Forty-eight-year-old Dayna Arnold told The Telegraph that she saw the attacker coming at her with the knife. “I said, ‘please, please don’t’. Then something changed in his eyes and he said, ‘the devil’s not going to win’,” she said.
Who’s the suspect in the train stabbing?
After the train stopped at Huntingdon, a man dressed in black, brandishing a huge kitchen knife, was seen walking down the platform. He was later seen shouting “kill me, kill me” as he was tasered and wrestled to the ground by armed police officers.
Video footage taken by a taxi driver who was waiting to pick up a passenger near the front of the station in Cambridgeshire shows the man being electrocuted as five armed cops tackle him to the ground. The footage also shows the officers shouting ‘give me your f***ing hands’ as they try to put him in handcuffs.
While the man’s identity hasn’t been revealed so far, he is reported to be a black British national and is 32-year-old. “He is from Peterborough and it is known that he boarded the train at Peterborough station,” in eastern England, the police added in their late Sunday update.
Superintendent John Loveless from the British Transport Police said that the attack’s motive was still being probed, but added that “at this stage, there is nothing to suggest this is a terrorist incident”.

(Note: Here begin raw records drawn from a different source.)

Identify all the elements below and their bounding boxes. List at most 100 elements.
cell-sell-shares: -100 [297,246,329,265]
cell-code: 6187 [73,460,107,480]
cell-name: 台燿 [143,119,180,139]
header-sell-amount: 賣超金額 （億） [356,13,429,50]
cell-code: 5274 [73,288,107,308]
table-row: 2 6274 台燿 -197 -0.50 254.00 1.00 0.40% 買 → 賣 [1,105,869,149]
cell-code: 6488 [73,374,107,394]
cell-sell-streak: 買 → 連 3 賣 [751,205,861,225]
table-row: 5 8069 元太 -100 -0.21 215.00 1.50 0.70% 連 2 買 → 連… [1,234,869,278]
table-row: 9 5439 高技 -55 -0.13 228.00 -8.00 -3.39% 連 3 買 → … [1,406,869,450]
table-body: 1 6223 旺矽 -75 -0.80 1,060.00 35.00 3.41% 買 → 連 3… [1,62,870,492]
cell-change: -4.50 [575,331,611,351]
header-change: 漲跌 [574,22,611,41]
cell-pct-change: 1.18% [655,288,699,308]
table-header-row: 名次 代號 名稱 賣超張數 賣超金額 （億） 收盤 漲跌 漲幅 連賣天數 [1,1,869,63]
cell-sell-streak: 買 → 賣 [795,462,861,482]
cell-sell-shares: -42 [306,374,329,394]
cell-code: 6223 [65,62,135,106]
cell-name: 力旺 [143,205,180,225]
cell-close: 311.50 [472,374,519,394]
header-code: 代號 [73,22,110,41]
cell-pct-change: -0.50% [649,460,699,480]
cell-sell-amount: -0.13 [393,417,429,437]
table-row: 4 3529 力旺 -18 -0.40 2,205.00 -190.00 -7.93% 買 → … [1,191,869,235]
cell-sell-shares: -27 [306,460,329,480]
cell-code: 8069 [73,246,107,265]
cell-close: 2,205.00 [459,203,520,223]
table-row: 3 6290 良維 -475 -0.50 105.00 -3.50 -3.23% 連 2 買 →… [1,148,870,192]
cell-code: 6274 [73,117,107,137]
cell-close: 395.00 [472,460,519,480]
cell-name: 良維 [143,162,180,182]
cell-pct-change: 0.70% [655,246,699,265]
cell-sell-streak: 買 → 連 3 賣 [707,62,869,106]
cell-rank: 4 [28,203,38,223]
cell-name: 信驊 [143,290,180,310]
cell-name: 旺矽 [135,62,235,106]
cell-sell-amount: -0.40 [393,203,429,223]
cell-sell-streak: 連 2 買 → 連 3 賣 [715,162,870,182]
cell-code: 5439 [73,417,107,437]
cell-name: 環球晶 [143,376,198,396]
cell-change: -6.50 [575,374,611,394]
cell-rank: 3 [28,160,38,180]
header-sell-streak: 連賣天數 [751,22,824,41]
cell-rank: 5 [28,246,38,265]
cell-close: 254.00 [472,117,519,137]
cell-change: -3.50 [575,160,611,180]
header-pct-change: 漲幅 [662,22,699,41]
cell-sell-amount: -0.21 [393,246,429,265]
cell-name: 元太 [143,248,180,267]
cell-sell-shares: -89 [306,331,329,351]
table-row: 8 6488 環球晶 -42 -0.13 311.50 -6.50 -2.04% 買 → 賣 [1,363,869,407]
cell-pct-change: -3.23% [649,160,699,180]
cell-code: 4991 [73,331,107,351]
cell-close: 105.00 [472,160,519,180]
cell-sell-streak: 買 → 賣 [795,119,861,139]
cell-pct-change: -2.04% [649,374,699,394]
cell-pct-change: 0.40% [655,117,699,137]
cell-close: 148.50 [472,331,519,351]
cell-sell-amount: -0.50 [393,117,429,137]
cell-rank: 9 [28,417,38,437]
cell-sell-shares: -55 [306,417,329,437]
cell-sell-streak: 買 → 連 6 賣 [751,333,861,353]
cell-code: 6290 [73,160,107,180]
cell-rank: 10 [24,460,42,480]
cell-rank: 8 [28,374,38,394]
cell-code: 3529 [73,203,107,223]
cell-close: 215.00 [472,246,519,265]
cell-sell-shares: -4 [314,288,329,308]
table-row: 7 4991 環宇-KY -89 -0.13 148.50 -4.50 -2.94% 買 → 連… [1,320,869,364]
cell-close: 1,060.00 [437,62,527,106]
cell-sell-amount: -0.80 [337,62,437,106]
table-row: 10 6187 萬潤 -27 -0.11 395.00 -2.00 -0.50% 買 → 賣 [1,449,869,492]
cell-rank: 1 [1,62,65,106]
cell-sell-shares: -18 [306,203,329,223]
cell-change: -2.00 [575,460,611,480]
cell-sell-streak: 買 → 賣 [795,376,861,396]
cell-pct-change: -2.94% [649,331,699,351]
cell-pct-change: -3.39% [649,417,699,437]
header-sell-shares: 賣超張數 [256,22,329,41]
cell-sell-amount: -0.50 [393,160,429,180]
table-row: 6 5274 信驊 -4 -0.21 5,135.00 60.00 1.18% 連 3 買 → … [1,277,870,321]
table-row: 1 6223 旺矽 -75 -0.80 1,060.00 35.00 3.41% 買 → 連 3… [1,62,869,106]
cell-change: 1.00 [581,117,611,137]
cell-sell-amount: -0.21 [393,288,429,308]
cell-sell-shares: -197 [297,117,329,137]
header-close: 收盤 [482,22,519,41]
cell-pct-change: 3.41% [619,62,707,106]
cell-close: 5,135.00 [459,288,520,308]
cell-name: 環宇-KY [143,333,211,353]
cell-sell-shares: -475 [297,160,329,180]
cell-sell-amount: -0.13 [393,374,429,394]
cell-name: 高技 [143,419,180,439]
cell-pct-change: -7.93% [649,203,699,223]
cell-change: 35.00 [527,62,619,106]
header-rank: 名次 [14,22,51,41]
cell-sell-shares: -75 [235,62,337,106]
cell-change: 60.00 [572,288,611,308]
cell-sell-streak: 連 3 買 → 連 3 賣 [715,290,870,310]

Interestingly, the authorities had made another arrest too — a 35-year-old from London. However, he was later released with no further action.
What have the reactions been to the stabbings?
Britain’s King Charles said he was “truly appalled and shocked to hear of the dreadful knife attack”, adding: “Our deepest sympathy and thoughts are with all those affected, and their loved ones.”
Meanwhile, Britain’s Prime Minister Keir Starmer paid tribute to the “exceptional bravery” of staff and passengers on the train as well as the “utmost professionalism” of the emergency services, whose actions he said had “saved lives”.
Conservative leader Kemi Badenoch said she was “horrified” by the attack, saying: “I can only imagine how frightening it must have been to be in an enclosed environment with someone rampaging in that fashion.” She further urged people not to speculate about the incident, while questioning why “we’re seeing more and more violence on our streets” despite efforts to tackle knife crime.
Moreover, a source from the government was quoted as telling the media that there will be a “surge” of extra policing, including on trains, with officers stationed “across as much of the network” as possible today and tomorrow at least. “They usually focus on stations, but it is important to reassure passengers.”